In this population, the kappa value was consistently low for all comparisons, indicating a poor level of agreement overall. Notably, most patients with TBSRTC categories of IV to VI did not undergo a second FNA unless otherwise desired by the patient; for this reason, only 19 such cases had a repeat FNA, and in more than 50% of cases, their final pathology report showed a malignant neoplasm. Also, patients with Bethesda II FNA only had a repeat FNA when a high clinical suspicion existed or ultrasound changes were reported during the follow up. Table 2 shows the final pathology results when an FNA was repeated for TBSRTC categories I to III.
| 1st FNA | 2nd FNA | Final pathology | Total N (%) | ||
|---|---|---|---|---|---|
| Malignant N (%) | Benign N (%) | microPTC N (%) | |||
| I | I | 7 (100.0) | 0 (0.0) | 0 (0.0) | 7 (100.0) |
| II | 9 (64.3) | 2 (14.3) | 3 (21.4) | 14 (100.0) | |
| III | 4 (36.4) | 1 (9.1) | 6 (54.5) | 11 (100.0) | |
| IV | 0 (0.0) | 0 (0.0) | 0 (0.0) | 0 | |
| V | 0 (0.0) | 0 (0.0) | 1 (100.0) | 1 (100.0) | |
| VI | 0 (0.0) | 2 (100.0) | 0 (0.0) | 2 (100.0) | |
| Total | 20 (57.1) | 5 (14.3) | 10 (28.6) | 35 (100.0) | |
| II | I | 4 (50.0) | 2 (25.0) | 2 (25.0) | 8 (100.0) |
| II | 58 (71.6) | 12 (14.8) | 11 (13.6) | 81 (100.0) | |
| III | 22 (66.7) | 5 (15.2) | 6 (18.2) | 33 (100.0) | |
| IV | 4 (66.7) | 1 (16.7) | 1 (16.7) | 6 (100.0) | |
| V | 2 (66.7) | 1 (33.3) | 0 (0.0) | 3 (100.0) | |
| VI | 0 (0.0) | 6 (100.0) | 0 (0.0) | 6 (100.0) | |
| Total | 90 (65.7) | 27 (19.7) | 20 (14.6) | 137 (100.0) | |
| III | I | 1 (100.0) | 0 (0.0) | 0 ((0.0) | 1 (100.0) |
| II | 4 (50.0) | 2 (25.0) | 2 (25.0) | 8 (100.0) | |
| III | 4 (57.1) | 1 (14.3) | 2 (28.6) | 7 (100.0) | |
| IV | 1 (20.0) | 2 (40.0) | 2 (40.0) | 5 (100.0) | |
| V | 1 (33.3) | 1 (33.3) | 1 (33.3) | 3 (100.0) | |
| VI | 0 (0.0) | 3 (75.0) | 1 (25.0) | 4 (100.0) | |
| Total | 11 (39.3) | 9 (32.1) | 8 (28.6) | 28 (100.0) | |
The size of the malignant nodules as noted in the final pathology report was also evaluated, as well as its effect on FNA interpretation. Nodules >1.5 cm in size with FNA results of intermediate and high-grade TBSRTC categories were more likely associated with a malignant final pathology than nodules <1.5 cm in size (>47% vs. <23%, respectively) (Table 3). In fact, tumors <1.5 cm in size for any TBSRTC category were commonly found to be incidental microcarcinomas. Since most clinicians treat microcarcinomas as low-risk entities because of their relatively slow growth rates, these nodules were classified as neither benign nor malignant in this study and are reported as separate entities.
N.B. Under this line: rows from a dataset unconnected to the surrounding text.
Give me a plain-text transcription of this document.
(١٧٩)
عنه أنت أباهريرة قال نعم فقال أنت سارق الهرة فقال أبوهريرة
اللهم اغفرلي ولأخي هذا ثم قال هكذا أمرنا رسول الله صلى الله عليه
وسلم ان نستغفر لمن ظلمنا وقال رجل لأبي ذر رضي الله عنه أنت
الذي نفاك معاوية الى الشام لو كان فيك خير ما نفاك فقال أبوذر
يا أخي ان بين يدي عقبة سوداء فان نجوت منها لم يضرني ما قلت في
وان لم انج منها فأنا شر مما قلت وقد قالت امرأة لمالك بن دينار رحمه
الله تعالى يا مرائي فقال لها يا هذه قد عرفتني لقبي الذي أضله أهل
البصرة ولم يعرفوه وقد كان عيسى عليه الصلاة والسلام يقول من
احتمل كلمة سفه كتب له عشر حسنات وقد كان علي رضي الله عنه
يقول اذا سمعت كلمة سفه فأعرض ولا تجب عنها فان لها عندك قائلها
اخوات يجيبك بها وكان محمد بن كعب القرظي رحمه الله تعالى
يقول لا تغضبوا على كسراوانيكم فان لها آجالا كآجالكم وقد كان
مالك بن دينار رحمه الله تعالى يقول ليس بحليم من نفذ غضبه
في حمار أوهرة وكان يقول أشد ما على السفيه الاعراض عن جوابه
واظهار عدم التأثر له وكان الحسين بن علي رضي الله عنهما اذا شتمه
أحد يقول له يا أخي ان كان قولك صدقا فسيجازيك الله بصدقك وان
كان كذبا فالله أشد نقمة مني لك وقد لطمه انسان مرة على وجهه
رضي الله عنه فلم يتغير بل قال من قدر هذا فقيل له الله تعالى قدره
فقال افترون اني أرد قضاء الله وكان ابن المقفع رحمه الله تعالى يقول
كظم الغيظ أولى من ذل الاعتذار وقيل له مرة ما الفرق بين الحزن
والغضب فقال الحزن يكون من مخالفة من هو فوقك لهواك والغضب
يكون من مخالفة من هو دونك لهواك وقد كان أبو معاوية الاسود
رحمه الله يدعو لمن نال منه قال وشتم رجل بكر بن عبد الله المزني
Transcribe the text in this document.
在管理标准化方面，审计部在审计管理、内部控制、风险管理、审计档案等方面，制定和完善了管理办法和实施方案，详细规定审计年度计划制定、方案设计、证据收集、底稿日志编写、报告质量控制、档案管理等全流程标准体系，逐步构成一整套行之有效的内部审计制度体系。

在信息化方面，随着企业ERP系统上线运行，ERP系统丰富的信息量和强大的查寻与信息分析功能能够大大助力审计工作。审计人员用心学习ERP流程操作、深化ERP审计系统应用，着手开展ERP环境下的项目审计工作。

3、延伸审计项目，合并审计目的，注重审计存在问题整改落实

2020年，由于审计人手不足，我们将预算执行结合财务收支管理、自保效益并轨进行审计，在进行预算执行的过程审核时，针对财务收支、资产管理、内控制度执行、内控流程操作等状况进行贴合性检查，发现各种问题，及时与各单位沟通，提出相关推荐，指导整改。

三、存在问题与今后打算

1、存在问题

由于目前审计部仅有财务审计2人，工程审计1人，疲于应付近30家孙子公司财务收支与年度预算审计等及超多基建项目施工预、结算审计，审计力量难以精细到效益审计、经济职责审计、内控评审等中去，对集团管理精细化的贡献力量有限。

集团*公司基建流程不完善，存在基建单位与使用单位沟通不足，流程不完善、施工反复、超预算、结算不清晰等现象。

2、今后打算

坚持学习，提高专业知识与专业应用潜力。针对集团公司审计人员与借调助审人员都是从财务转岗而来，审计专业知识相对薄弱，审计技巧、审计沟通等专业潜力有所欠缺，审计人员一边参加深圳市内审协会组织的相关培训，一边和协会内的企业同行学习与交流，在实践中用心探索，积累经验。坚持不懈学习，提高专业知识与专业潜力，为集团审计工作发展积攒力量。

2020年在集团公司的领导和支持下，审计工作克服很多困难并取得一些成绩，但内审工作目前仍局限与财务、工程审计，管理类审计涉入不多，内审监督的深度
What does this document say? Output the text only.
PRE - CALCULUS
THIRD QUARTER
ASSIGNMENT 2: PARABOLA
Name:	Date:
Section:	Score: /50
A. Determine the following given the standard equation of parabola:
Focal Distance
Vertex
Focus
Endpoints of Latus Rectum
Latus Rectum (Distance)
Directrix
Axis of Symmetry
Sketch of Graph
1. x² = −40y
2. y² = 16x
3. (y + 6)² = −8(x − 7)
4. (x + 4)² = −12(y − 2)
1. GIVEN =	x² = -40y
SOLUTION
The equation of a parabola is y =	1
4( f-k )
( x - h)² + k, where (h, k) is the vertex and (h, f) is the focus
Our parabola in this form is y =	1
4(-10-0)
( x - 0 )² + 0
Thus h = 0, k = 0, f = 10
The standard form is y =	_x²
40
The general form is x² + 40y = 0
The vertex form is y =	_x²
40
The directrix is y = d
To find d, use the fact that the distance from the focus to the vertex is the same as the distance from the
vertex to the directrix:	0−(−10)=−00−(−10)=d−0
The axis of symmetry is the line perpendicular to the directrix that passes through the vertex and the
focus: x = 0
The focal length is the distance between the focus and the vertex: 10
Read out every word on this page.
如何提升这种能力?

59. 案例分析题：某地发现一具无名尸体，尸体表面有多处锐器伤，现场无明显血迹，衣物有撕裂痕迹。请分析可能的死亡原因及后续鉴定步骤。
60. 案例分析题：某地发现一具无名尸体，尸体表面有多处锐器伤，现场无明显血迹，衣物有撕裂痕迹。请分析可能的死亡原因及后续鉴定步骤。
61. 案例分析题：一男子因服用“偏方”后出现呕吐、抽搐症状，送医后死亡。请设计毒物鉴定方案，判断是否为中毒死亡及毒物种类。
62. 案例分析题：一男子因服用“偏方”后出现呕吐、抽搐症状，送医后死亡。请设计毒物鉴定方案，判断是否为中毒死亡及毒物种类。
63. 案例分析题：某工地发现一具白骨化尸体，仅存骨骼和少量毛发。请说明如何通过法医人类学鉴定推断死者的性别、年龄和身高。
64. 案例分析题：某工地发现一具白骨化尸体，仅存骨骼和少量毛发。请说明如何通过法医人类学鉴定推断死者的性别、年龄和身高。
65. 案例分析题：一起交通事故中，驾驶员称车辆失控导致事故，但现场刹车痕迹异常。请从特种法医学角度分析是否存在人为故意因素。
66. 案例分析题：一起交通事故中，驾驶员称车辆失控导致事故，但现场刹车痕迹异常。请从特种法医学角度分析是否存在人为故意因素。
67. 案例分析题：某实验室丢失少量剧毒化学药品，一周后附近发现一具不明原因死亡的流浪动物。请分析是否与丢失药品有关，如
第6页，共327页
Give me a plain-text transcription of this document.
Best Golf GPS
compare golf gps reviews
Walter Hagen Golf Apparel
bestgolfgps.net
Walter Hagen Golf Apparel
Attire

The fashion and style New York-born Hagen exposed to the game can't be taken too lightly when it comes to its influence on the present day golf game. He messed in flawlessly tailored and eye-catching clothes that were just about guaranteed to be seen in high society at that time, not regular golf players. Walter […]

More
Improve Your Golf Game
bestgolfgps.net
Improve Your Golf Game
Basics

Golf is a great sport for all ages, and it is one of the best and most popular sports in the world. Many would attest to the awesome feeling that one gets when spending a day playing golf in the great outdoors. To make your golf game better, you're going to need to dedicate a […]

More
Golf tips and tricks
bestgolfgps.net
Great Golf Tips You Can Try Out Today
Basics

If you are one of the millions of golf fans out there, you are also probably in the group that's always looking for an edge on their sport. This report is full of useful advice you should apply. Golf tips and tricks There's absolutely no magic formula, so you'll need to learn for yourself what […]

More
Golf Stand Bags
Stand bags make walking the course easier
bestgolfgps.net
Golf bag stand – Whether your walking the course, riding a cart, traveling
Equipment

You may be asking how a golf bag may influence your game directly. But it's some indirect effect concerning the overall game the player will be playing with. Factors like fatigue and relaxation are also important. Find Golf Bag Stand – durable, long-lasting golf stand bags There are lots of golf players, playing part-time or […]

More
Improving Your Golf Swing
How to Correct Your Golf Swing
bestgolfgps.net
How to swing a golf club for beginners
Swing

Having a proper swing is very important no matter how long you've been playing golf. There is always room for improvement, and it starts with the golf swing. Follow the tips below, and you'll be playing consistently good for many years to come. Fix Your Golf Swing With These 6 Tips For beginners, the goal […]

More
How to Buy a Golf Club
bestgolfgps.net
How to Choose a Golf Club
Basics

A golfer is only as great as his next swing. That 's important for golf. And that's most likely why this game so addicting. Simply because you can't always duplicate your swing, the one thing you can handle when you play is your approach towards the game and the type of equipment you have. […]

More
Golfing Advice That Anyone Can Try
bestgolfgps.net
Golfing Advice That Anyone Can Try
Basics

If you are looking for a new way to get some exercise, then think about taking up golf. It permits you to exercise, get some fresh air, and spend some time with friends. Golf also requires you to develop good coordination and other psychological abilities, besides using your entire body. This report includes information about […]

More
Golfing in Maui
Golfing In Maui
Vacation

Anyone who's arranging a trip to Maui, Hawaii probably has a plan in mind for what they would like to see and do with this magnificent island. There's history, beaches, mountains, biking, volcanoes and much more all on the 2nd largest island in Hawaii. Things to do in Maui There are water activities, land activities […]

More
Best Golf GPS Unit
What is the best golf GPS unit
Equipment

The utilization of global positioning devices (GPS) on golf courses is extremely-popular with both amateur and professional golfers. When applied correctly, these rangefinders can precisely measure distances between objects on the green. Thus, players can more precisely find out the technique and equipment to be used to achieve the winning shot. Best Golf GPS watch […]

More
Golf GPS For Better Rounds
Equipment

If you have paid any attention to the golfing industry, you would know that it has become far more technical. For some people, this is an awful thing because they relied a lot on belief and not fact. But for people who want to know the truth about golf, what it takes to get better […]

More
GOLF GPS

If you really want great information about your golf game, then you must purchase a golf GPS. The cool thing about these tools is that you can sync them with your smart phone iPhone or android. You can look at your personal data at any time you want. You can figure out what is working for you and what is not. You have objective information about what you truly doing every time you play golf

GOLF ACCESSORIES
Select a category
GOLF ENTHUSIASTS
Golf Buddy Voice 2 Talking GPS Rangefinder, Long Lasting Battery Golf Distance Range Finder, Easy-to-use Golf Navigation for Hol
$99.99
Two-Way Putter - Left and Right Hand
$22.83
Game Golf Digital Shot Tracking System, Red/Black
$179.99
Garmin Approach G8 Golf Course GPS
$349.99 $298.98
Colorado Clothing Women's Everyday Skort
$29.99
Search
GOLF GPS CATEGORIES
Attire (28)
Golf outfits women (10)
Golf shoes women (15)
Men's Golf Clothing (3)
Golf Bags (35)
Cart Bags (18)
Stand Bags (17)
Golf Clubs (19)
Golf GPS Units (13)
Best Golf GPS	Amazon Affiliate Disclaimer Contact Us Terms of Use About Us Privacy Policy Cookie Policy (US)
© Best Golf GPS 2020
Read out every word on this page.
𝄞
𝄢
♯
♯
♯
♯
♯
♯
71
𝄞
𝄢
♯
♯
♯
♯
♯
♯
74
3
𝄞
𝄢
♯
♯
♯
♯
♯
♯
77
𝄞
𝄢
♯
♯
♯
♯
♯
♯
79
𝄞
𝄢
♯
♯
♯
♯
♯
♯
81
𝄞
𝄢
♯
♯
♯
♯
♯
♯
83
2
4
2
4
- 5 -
| FNA category | Malignant | microPTC | Total | ||
|---|---|---|---|---|---|
| Size <1.5 | Size >1.51 | Size <1.5 | Size >1.51 | ||
| 1 | 4 (16.7) | 8 (33.3) | 12 (50) | 0 (0) | 24 (100) |
| II | 24 (16.3) | 48 (32.7) | 75 (51) | 0 (0) | 147 (100) |
| III | 14 (12.2) | 54 (46.9) | 47 (40.9) | 0 (0) | 115 (100) |
| IV | 9 (19.5) | 28 (61.0) | 9 (19.5) | 0 (0) | 46 (100) |
| V | 7 (12.72) | 32 (58.2) | 16 (29.1) | 0 (0) | 55 (100) |
| VI | 32 (23.5) | 84 (61.8) | 20 (14.7) | 0 (0) | 136 (100) |
DISCUSSION
In this study, the sensitivity of FNA was much less than that reported in previous studies (59%). The specificity, however, was much higher (98%). When FNA was performed up to three times, sensitivity dropped to 50%, but specificity remained high. While some authors have reported that repeating thyroid FNA decreases false-negative rates,6 others found no improvement in the detection of malignancies.7
Non-diagnostic cytology
Repeating FNA for nodules with an initial non-diagnostic result could change the initial diagnosis for a significant proportion of patients, thereby modifying their therapeutic approach.8 Repeating the FNA has been found to provide a diagnosis in up to 60% of cases.9 In this study, 80% of the initially non-diagnostic results had a different second FNA result, while 20% had a second non-diagnostic result. This finding agrees with Graciano et al's findings that repeat FNA altered the initial diagnosis for 70.5% of non-diagnostic results. They also found non-diagnostic FNA to be the most common indication for a repeated examination.10 However, repeating FNA did not seem to decrease the rate at which a non-diagnostic cytology result was obtained here, which remained between 4.5% and 7.8% every time an FNA was performed.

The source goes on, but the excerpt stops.